Patients with grade III – VI may also develop additional symptoms due to joint instability. They will complain of a deformity that results in the shoulder dropping (see picture above). This may lead to shoulder weakness and pain, neck pain and symptoms in the upper limb (Brachial neuralgia).   

What is the success of surgical treatment?

The surgical treatments for both acute and old injuries has a generally successful outcome. More than 80% patients will achieve a full range of movement and full strength after joint stabilization.

What are the complications of surgical treatment?

  1. The surgical scar may be tender for a few weeks but will nearly always settle. There is a small possibility that the scar may remain unattractive. An area of numbness can occur around the scar but this rarely causes any problems.
  2. Infection of the wound is possible but can usually be successfully treated with antibiotics. Very rarely infection may spread.
  3. Failure of the ligaments to heal, resulting in incomplete reduction of the joint.
  4. Fracture of the collar bone may rarely occur.
  5. Deltoid or trapezial muscle detachment following open surgery.
  6. Any surgical intervention has the risk of developing complications / setbacks which are unpredicted. These complications may have the potential to leave the patient worse than before surgery.

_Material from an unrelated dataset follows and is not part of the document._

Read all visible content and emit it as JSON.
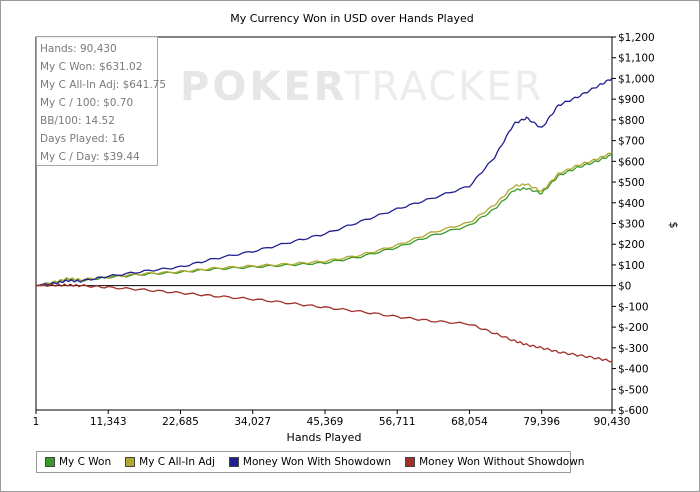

Is there anything I can do to improve the outcome?

  • Keep the wounds dry and clean until they have healed.
  • After the operation you need to wear a sling for a period of 3-6 weeks. 
  • The therapist will see you to start rehabilitating your shoulder. It is important that the advice with regards to use of the sling and exercises are followed. These instructions will vary according to the type of surgery performed.
  • It is advised not to wear rings on the operated side for 4-6 weeks after surgery.

When can I do various activities?

Return to work depends on many factors including the nature of the job and hand dominance.

  • Patients may be able to return to a desk job within 7-14 days. However if use of the sling is recommended, patients will need to adapt their activities accordingly.
  • Light lifting with the affected arm can be started at 6 weeks. Manual work after surgery should be avoided for 8-12 weeks.
  • Breast stroke swimming can be started at about 8 weeks, but overhead work and freestyle swimming are best avoided for 12 weeks.
  • Driving should be possible after about 8 weeks of surgery. Before driving, do check that you can manage all controls and start with short journeys.